His eyes were dark brown, sultry, vulnerable. She’d had time to notice that before he bent down once more to his task.
“Gently, Rose,” Cathy said in Greek. “You must be careful not to hurt Dr Karavolis”
Rose giggled on, completely ignoring her mother’s instructions.
“You’re teaching your daughter Greek? That’s good.”
“Oh, she’ll pick it up like I had to when I came out here for holidays and my cousin Tanya and all the other children used to make fun of me. I soon learned out of self-preservation, I can tell you.”
Yannis gave one more tug at the wheel and removed it from the deeply sunken crevice between the cobblestones.
“Here’s the wheel, but unfortunately it’s come unstuck from the buggy,” he said, gravely. He pulled himself to his full height, holding the wheel in one hand and making sure the buggy remained upright with the other.
Cathy looked up at him. “Well, er…thank you, anyway. I suppose…”
“Look, I was just going to have a drink and watch the sunset so…”
“Great minds think alike. I mean, we were just…”
“Please, why don’t you join me?”
He couldn’t imagine why he’d just said that! Company was the last thing he needed after his long, tiring day at the hospital. Especially another doctor…and a child…
“Both of us?”
He took a deep breath. “Well, we can hardly ask Rose to sit it out in her broken pushchair.”
He was already unbuckling the seat belt and lifting the delighted baby up into his arms.
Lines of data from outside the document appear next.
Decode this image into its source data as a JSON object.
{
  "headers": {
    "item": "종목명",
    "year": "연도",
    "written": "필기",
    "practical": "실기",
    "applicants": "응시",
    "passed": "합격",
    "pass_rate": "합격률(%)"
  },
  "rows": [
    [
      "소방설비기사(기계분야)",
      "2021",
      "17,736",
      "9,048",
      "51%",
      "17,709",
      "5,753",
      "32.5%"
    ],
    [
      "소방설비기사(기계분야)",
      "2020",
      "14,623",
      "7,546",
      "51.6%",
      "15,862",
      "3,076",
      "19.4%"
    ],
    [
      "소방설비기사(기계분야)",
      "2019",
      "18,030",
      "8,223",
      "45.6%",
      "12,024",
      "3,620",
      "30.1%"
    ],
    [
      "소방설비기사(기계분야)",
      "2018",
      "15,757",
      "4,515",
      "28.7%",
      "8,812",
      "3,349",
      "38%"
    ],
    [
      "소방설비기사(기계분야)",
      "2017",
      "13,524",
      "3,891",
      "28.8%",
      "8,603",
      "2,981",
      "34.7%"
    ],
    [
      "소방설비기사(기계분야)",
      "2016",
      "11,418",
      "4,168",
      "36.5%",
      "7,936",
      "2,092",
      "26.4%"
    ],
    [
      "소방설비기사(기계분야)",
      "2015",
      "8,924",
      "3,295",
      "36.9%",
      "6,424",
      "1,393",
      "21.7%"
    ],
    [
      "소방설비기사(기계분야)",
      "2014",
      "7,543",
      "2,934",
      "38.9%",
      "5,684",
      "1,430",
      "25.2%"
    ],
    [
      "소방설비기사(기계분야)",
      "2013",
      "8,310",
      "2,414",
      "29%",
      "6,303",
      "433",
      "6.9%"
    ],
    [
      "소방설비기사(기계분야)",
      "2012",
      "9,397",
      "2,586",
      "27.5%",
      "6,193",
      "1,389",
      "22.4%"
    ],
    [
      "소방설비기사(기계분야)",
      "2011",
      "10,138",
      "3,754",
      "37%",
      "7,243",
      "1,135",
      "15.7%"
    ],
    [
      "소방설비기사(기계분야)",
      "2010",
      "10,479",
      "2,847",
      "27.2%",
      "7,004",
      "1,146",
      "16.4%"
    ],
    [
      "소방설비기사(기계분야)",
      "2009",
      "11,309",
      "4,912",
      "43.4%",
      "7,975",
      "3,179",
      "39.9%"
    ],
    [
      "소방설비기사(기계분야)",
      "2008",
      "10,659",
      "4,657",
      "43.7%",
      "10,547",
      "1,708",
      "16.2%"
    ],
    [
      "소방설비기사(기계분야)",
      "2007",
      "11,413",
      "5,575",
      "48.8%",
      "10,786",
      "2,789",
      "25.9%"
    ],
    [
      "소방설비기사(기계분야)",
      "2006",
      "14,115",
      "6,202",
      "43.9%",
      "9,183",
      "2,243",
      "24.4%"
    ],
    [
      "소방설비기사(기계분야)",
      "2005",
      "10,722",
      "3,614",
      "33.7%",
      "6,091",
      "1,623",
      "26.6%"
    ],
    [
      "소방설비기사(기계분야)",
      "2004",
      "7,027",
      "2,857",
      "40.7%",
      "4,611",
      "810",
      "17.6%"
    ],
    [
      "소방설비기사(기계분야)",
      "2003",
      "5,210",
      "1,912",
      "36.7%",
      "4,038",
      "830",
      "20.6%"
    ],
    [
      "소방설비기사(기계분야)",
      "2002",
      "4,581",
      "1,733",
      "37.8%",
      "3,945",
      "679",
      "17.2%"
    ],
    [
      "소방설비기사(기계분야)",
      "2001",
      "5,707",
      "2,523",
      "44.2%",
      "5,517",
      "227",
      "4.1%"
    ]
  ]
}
Something about the way he held her daughter told Cathy he adored babies, children in general.
She wondered, fleetingly, if he had children being looked after by a doting grandmother back in Athens, which Tanya had told her had been where he’d been working before he’d come here. Better not ask. She didn’t want to upset the fragile ambience that was building up between them.
Carefully holding Rose, whose fingers, had now transferred from his hair to his ears, he pushed the wrecked pushchair to the side of the path and led the way to the taverna that occupied the rocky peninsula at the beginning of this quiet bay.
The owner came out to the table Yannis had selected, beaming all over his face. He was carrying two glasses half-full of colourless liquid.
“I saw you struggling with that buggy,” he said in Greek. “You need a drink, ghiatro.”
So, the owner knew Yannis was a doctor. Probably this was Yannis’s hideaway when he was off duty, searching for solitude.
“Efharisto, Michaeli.” Yannis proceeded to introduce Cathy as Dr Catherine Meredith.